Deva considered and then nodded.
“I do not believe that you and your leader are gratuitously cruel,” he began. “I am sure you would treat even a pet kindly. Please do not scare Yoshimi and Yasushi and Kazuki. There is no need for them to be frightened. You said in the message that they would be podded. Allow me to pod them and I will ensure that they cooperate.” His voice shook; he could not have stopped it even if he had wanted to. “They may die. Please allow what may be their last moments to be comforting and with someone who loves them.”
It hit home; Shikamaru could tell.
“Very well,” Deva agreed. “It will be easier and have a more predictable outcome if they are calm,” he added, as if he required justification for the decision. “Haru will also be podded. You may be with him.”
Shikamaru’s gut clenched. Were they podding Haru to use him as a further deterrent?
There were five pods in the room, four child-sized and one for an adult. Shikamaru realised that he too would be podded, presumably for transport.
He stroked Kazuki’s ears and smiled reassuringly at the other three. It would help that they had been podded during the operation in the Warren. He lifted Kazuki into the pod.
“Lie down,” he instructed. He kissed his forehead. “When you wake up you will be with your To-chan and your Papa and Kiba-san,” he promised.
Kazuki looked back at him with utter trust in his Naruto-blue eyes.
Shikamaru shut the lid. The pod whirred into action. Kazuki would be unconscious within seconds.
He did the same with Yasushi and Yoshimi. Then it was Haru’s turn.
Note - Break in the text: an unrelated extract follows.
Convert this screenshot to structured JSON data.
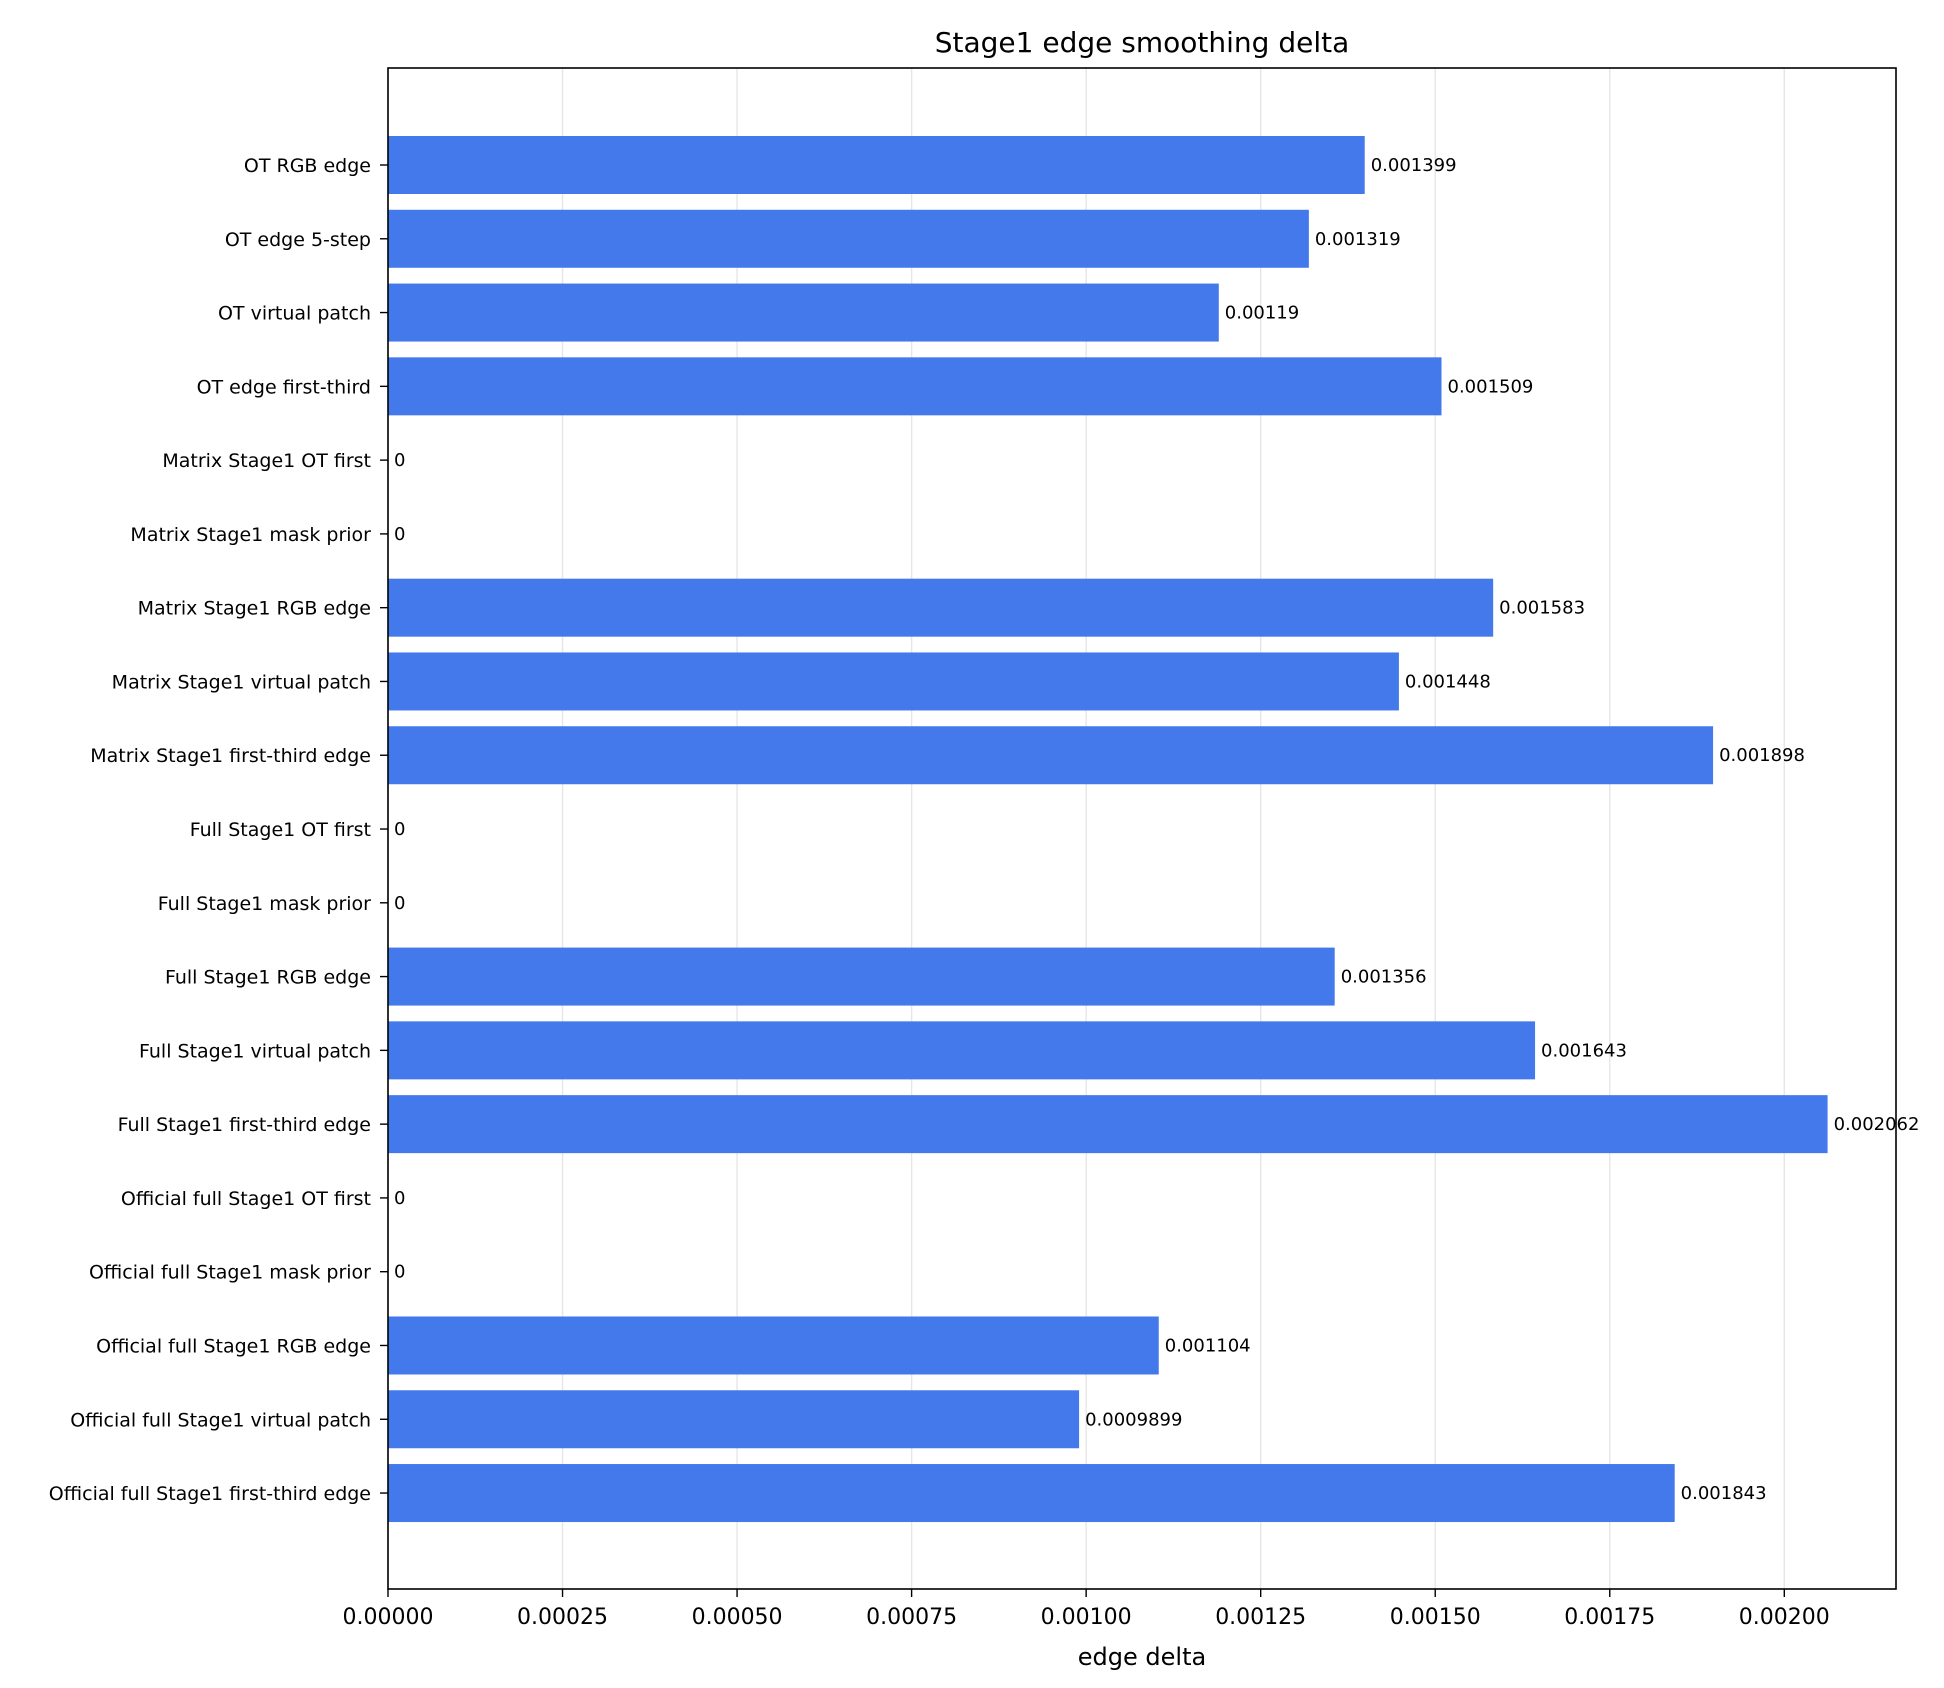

“You don’t know what will happen,” Haru observed as he lay down.
Shikamaru could not lie to him. “When you wake up I believe either I will be there or your To-chan and your Papa will be there,” he told him.
Haru looked at him. “You are not going to get to go home,” he stated. “I may not get to go home.”
Shikamaru kissed his forehead. “Yes,” he admitted. “I love you, Haru-chan.”
“I love you too,” Haru replied. “It will be fine if I wake up with you rather than To-chan and Papa,” he lied.
Shikamaru appreciated the gesture. “Good night, Haru-chan,” he whispered and shut the lid.